I am particularly worried about the lack of transparency in the financial system, as demonstrated by this rule proposal and others. The significant redactions in Exhibit 5 and related information prevent a meaningful public review. Without full transparency, this proposal should be rejected.
Public review is crucial, especially since the OCC’s proposed rule faults U.S. regulators for not mandating prescriptive procyclicality controls. As noted, increasing margin requirements during market stress can strain Clearing Members' liquidity, potentially destabilizing the OCC and the broader financial system. Given the OCC's designation as a SIFMU, transparency is imperative. The proposal suggests that the OCC is blaming U.S. regulators instead of adopting necessary safeguards, highlighting a concerning lack of reliability.
The proposal appears to protect Clearing Members from risky trades by reducing margin requirements, increasing systemic risks. According to the OCC, margin collateral is essential for mitigating market risks. However, their proprietary STANS system, which can produce procyclical results, is used to justify reducing margins during high volatility, potentially leading to liquidity crises if Clearing Members default.

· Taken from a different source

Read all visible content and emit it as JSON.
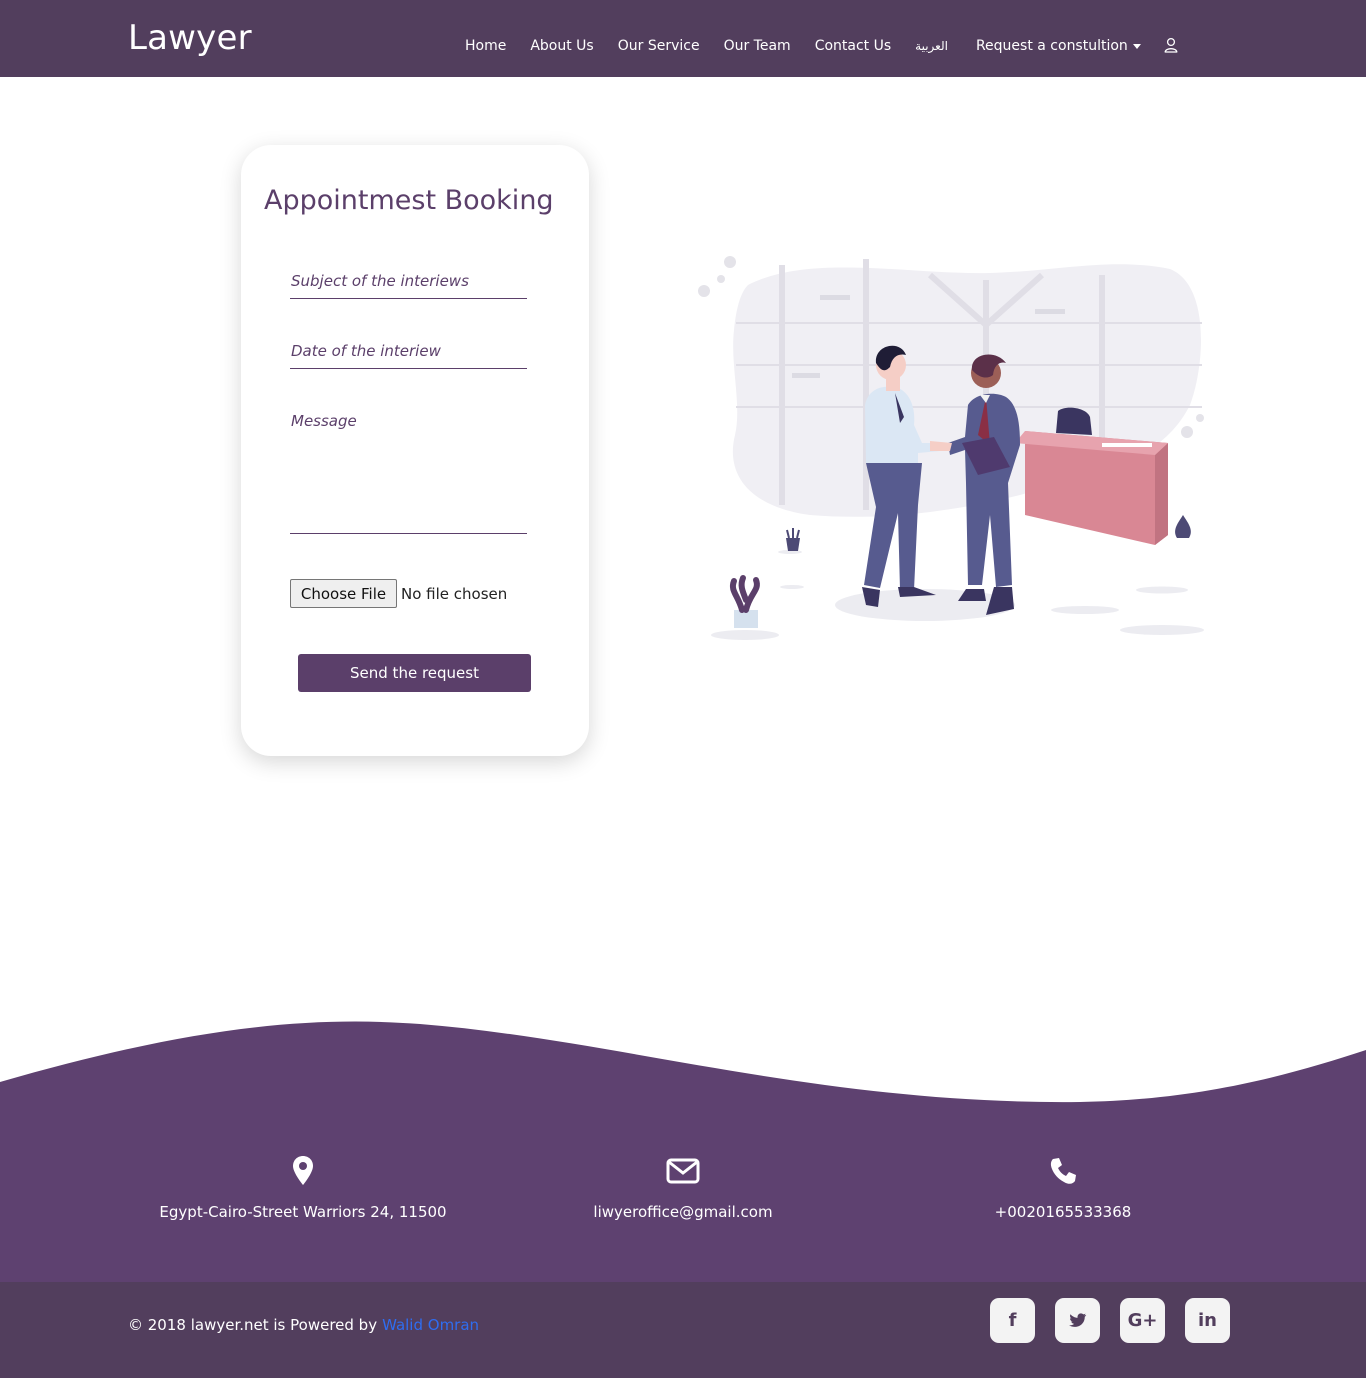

This creates an unfair market for retail investors, who must face long-tail risks without the benefit of margin reductions. The rule proposal thus perpetuates a "rules for thee, but not for me" environment, contradicting the SEC’s mission of maintaining fair markets. By prioritizing the protection of Clearing Members over proper risk management, the proposal increases the likelihood of a systemic financial crisis.
Moreover, the proposal introduces a conflict of interest for the Financial Risk Management (FRM) Officer, whose role would shift to protecting Clearing Members to safeguard the OCC. The repeated application of "idiosyncratic" control settings to reduce margin requirements, as documented, further undermines market protections.
Given the systemic risk concerns and the need for enhanced public review, I support the SEC's identification of grounds for disapproval, particularly under Section 17A(b)(3)(F), Rule 17Ad-22(e)(2), and Rule 17Ad-22(e)(6) of the Exchange Act. The proposal fails to safeguard securities and funds, protect investors, and maintain clear governance arrangements, among other issues.
In light of these concerns, I suggest the following actions:
Enforce increased margin requirements commensurate with risks. Implement external auditing and supervision to ensure proper risk management. Reorder the loss allocation waterfall to encourage Clearing Members to monitor each other’s risk management. Suspend and liquidate Clearing Members as soon as their losses exceed margin deposits. Increase redundancy in our financial system to reduce single points of failure. Thank you for considering my comments to protect all investors and maintain a fair, transparent, and resilient market.